The best estimates available suggest that PPACA could cut total U.S. group health plan enrollment by 3 million to 5 million during the period from 2019 to 2022, CBO and JCT analysts write in a PPACA group health report prepared in response to questions about earlier forecasts.

Originally, the analysts were predicting PPACA would cut group health plan enrollment by 3 million.

If PPACA did not exist at all, group plan enrollment could be about 161 million, the analysts say.

Surveys by Gallups and other organizations have found that group enrollment has been falling for years.

If PPACA takes effect as written and works as drafters expect, the law will set federal standards for non-grandfathered group health coverage starting in 2014 and give individuals the ability to buy coverage on their own on a guaranteed-issue, mostly community-rated basis starting.

PPACA will require most employers over a certain size to offer health coverage.
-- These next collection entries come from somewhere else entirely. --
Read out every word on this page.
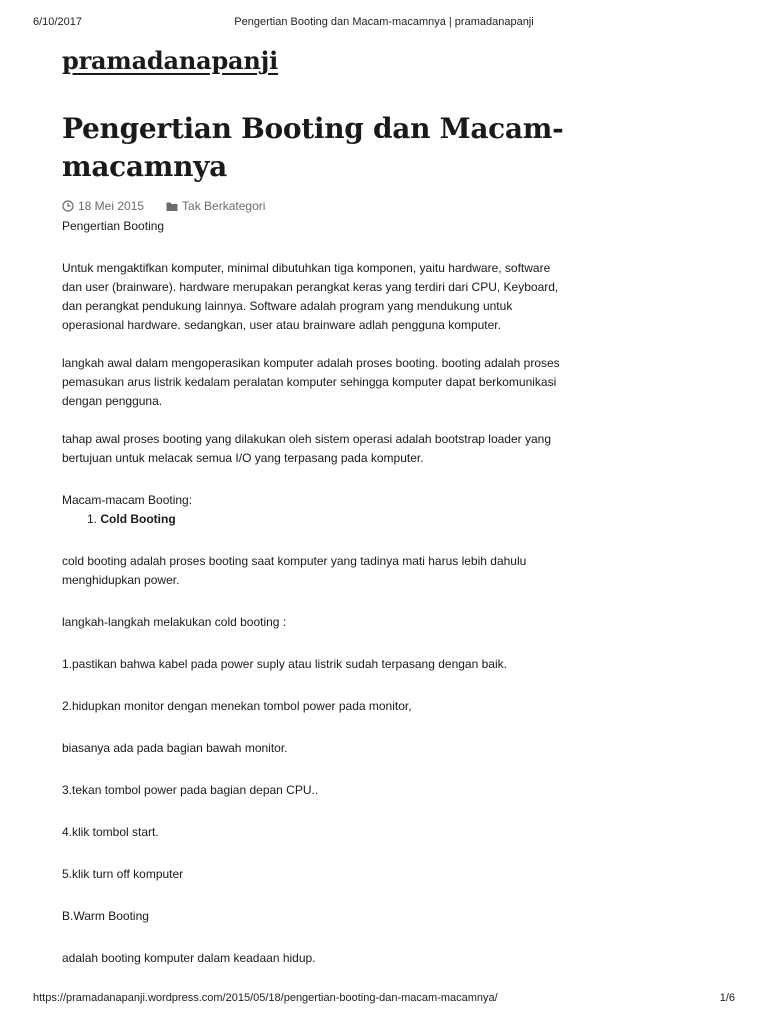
6/10/2017	Pengertian Booting dan Macam-macamnya | pramadanapanji
pramadanapanji
Pengertian Booting dan Macam-
macamnya
18 Mei 2015	Tak Berkategori

Pengertian Booting

Untuk mengaktifkan komputer, minimal dibutuhkan tiga komponen, yaitu hardware, software
dan user (brainware). hardware merupakan perangkat keras yang terdiri dari CPU, Keyboard,
dan perangkat pendukung lainnya. Software adalah program yang mendukung untuk
operasional hardware. sedangkan, user atau brainware adlah pengguna komputer.

langkah awal dalam mengoperasikan komputer adalah proses booting. booting adalah proses
pemasukan arus listrik kedalam peralatan komputer sehingga komputer dapat berkomunikasi
dengan pengguna.

tahap awal proses booting yang dilakukan oleh sistem operasi adalah bootstrap loader yang
bertujuan untuk melacak semua I/O yang terpasang pada komputer.

Macam-macam Booting:

1. Cold Booting

cold booting adalah proses booting saat komputer yang tadinya mati harus lebih dahulu
menghidupkan power.

langkah-langkah melakukan cold booting :

1.pastikan bahwa kabel pada power suply atau listrik sudah terpasang dengan baik.

2.hidupkan monitor dengan menekan tombol power pada monitor,

biasanya ada pada bagian bawah monitor.

3.tekan tombol power pada bagian depan CPU..

4.klik tombol start.

5.klik turn off komputer

B.Warm Booting

adalah booting komputer dalam keadaan hidup.

https://pramadanapanji.wordpress.com/2015/05/18/pengertian-booting-dan-macam-macamnya/	1/6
The law will permit the employers to get out of offering coverage by paying a penalty for each employee without a minimum level of group health coverage.
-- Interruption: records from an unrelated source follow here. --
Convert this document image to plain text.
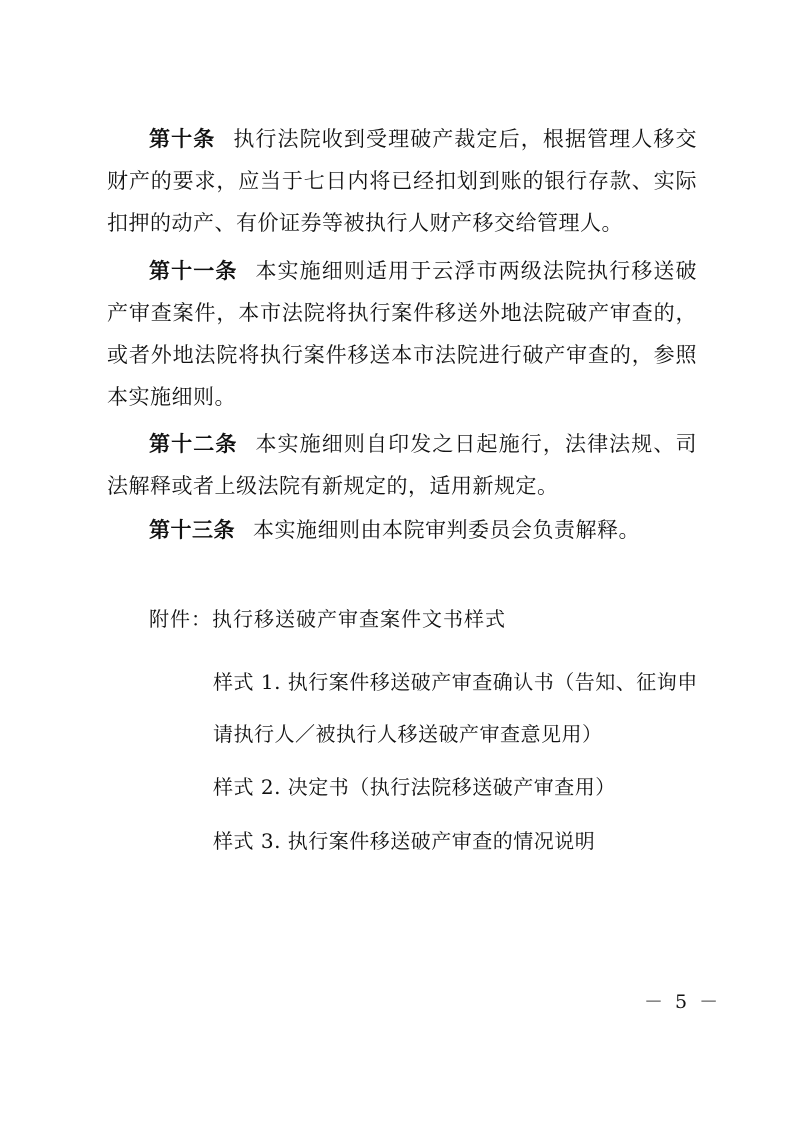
第十条 执行法院收到受理破产裁定后，根据管理人移交财产的要求，应当于七日内将已经扣划到账的银行存款、实际扣押的动产、有价证券等被执行人财产移交给管理人。

第十一条 本实施细则适用于云浮市两级法院执行移送破产审查案件，本市法院将执行案件移送外地法院破产审查的，或者外地法院将执行案件移送本市法院进行破产审查的，参照本实施细则。

第十二条 本实施细则自印发之日起施行，法律法规、司法解释或者上级法院有新规定的，适用新规定。

第十三条 本实施细则由本院审判委员会负责解释。

附件：执行移送破产审查案件文书样式

样式 1. 执行案件移送破产审查确认书（告知、征询申

请执行人／被执行人移送破产审查意见用）

样式 2. 决定书（执行法院移送破产审查用）

样式 3. 执行案件移送破产审查的情况说明

－ 5 －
Many PPACA critics have argued that employers will escape from the cost and headaches of complying with PPACA by sending large numbers of employees to buy coverage in the individual market.
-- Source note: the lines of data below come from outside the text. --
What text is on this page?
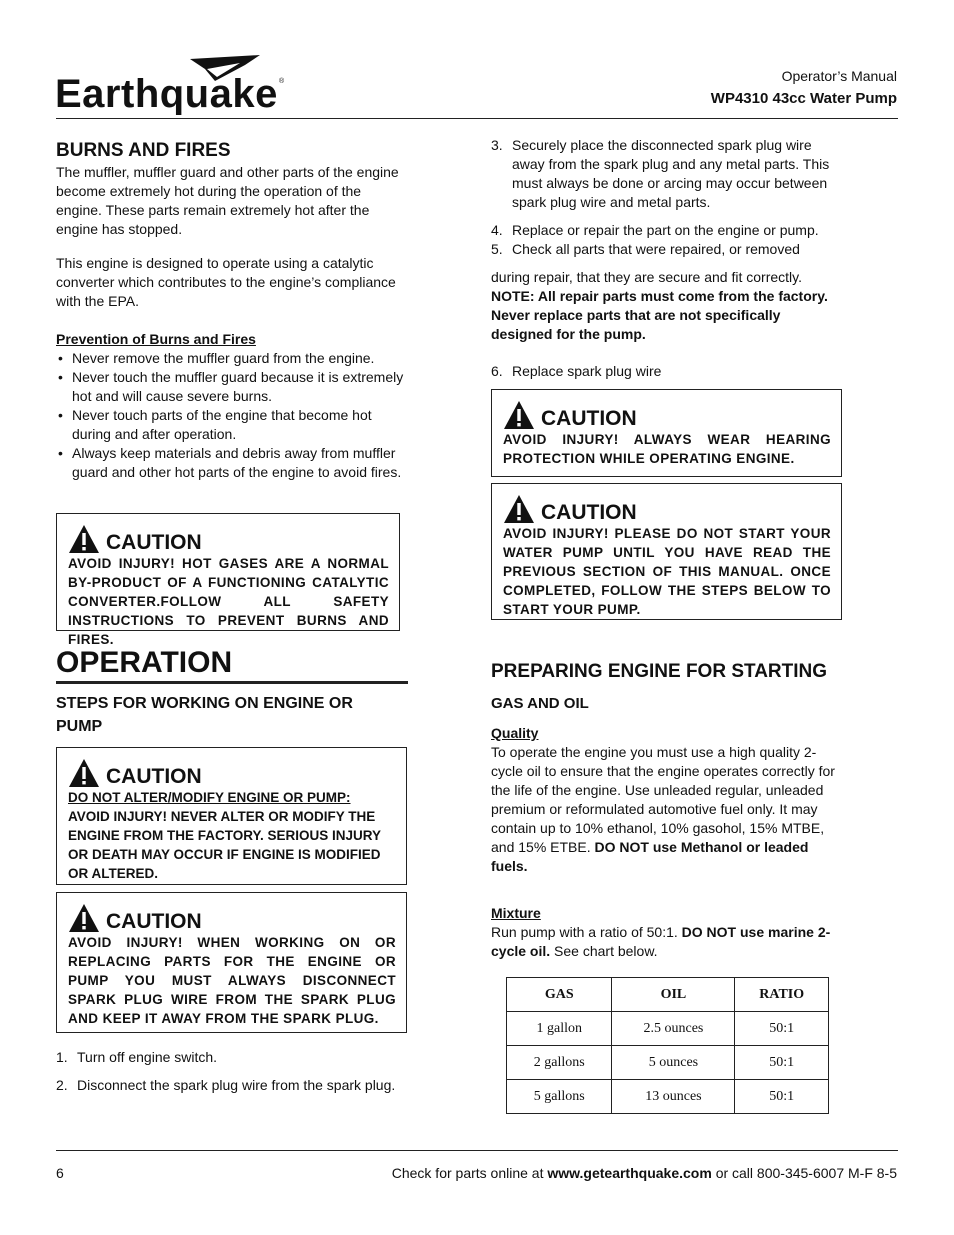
Earthquake ®	Operator’s Manual
WP4310 43cc Water Pump
BURNS AND FIRES

The muffler, muffler guard and other parts of the engine become extremely hot during the operation of the engine. These parts remain extremely hot after the engine has stopped.

This engine is designed to operate using a catalytic converter which contributes to the engine’s compliance with the EPA.

Prevention of Burns and Fires

• Never remove the muffler guard from the engine.
• Never touch the muffler guard because it is extremely hot and will cause severe burns.
• Never touch parts of the engine that become hot during and after operation.
• Always keep materials and debris away from muffler guard and other hot parts of the engine to avoid fires.
CAUTION
AVOID INJURY! HOT GASES ARE A NORMAL BY-PRODUCT OF A FUNCTIONING CATALYTIC CONVERTER.FOLLOW ALL SAFETY INSTRUCTIONS TO PREVENT BURNS AND FIRES.
OPERATION
STEPS FOR WORKING ON ENGINE OR PUMP
CAUTION
DO NOT ALTER/MODIFY ENGINE OR PUMP:
AVOID INJURY! NEVER ALTER OR MODIFY THE ENGINE FROM THE FACTORY. SERIOUS INJURY OR DEATH MAY OCCUR IF ENGINE IS MODIFIED OR ALTERED.
CAUTION
AVOID INJURY! WHEN WORKING ON OR REPLACING PARTS FOR THE ENGINE OR PUMP YOU MUST ALWAYS DISCONNECT SPARK PLUG WIRE FROM THE SPARK PLUG AND KEEP IT AWAY FROM THE SPARK PLUG.
1. Turn off engine switch.
2. Disconnect the spark plug wire from the spark plug.
3. Securely place the disconnected spark plug wire away from the spark plug and any metal parts. This must always be done or arcing may occur between spark plug wire and metal parts.
4. Replace or repair the part on the engine or pump.
5. Check all parts that were repaired, or removed

during repair, that they are secure and fit correctly.

NOTE: All repair parts must come from the factory. Never replace parts that are not specifically designed for the pump.

6. Replace spark plug wire
CAUTION
AVOID INJURY! ALWAYS WEAR HEARING PROTECTION WHILE OPERATING ENGINE.
CAUTION
AVOID INJURY! PLEASE DO NOT START YOUR WATER PUMP UNTIL YOU HAVE READ THE PREVIOUS SECTION OF THIS MANUAL. ONCE COMPLETED, FOLLOW THE STEPS BELOW TO START YOUR PUMP.
PREPARING ENGINE FOR STARTING
GAS AND OIL

Quality

To operate the engine you must use a high quality 2-cycle oil to ensure that the engine operates correctly for the life of the engine. Use unleaded regular, unleaded premium or reformulated automotive fuel only. It may contain up to 10% ethanol, 10% gasohol, 15% MTBE, and 15% ETBE. DO NOT use Methanol or leaded fuels.

Mixture

Run pump with a ratio of 50:1. DO NOT use marine 2-cycle oil. See chart below.

GAS	OIL	RATIO
1 gallon	2.5 ounces	50:1
2 gallons	5 ounces	50:1
5 gallons	13 ounces	50:1
6	Check for parts online at www.getearthquake.com or call 800-345-6007 M-F 8-5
The CBO and JCT analysts reject the idea that they can make firm predictions about how PPACA will work.

“There is clearly a tremendous amount of uncertainty about how employers and employees will respond to the set of opportunities and incentives under that legislation,” the analysts say. “Assessing the effects of broad changes in the nation’s health insurance system requires assumptions and projections about a wide array of technical, behavioral, and economic factors.”

Changes in the assumptions fed into the forecasting models lead to changes in group plan enrollment and budget impact predictions, the analysts say.

But the analysts also reject the idea that PPACA will obviously lead to huge drops in group plan enrollment.

Even if the predictions turn out to be wrong, the effects of some errors could offset the effects of other errors, the analysts say.

The analysts suggest, for example, that PPACA-caused drops in group plan enrollment could end up making commercial group health insurance more attractive, by lowering the cost of group health coverage.

Employers participating in some surveys have indicated strong interest in dropping group health coverage, but the survey results conflict, and “it is doubtful that any survey conducted today could provide very accurate predictions of employers’ future decisions,” the analysts say. “Responses to such surveys have no consequences for the responders, do not require careful analysis or extensive deliberations, and are necessarily based on limited information about the various ways that [PPACA] will affect the market for health insurance.”

The analysts note that they have not yet analyzed how the Massachusetts health system change law, which resembles PPACA in some ways but differs in others, has affected that state’s group health plan market.

“Still, it is noteworthy that employment-based health insurance coverage appears to have increased in Massachusetts since that state’s reforms were implemented,” the analysts say.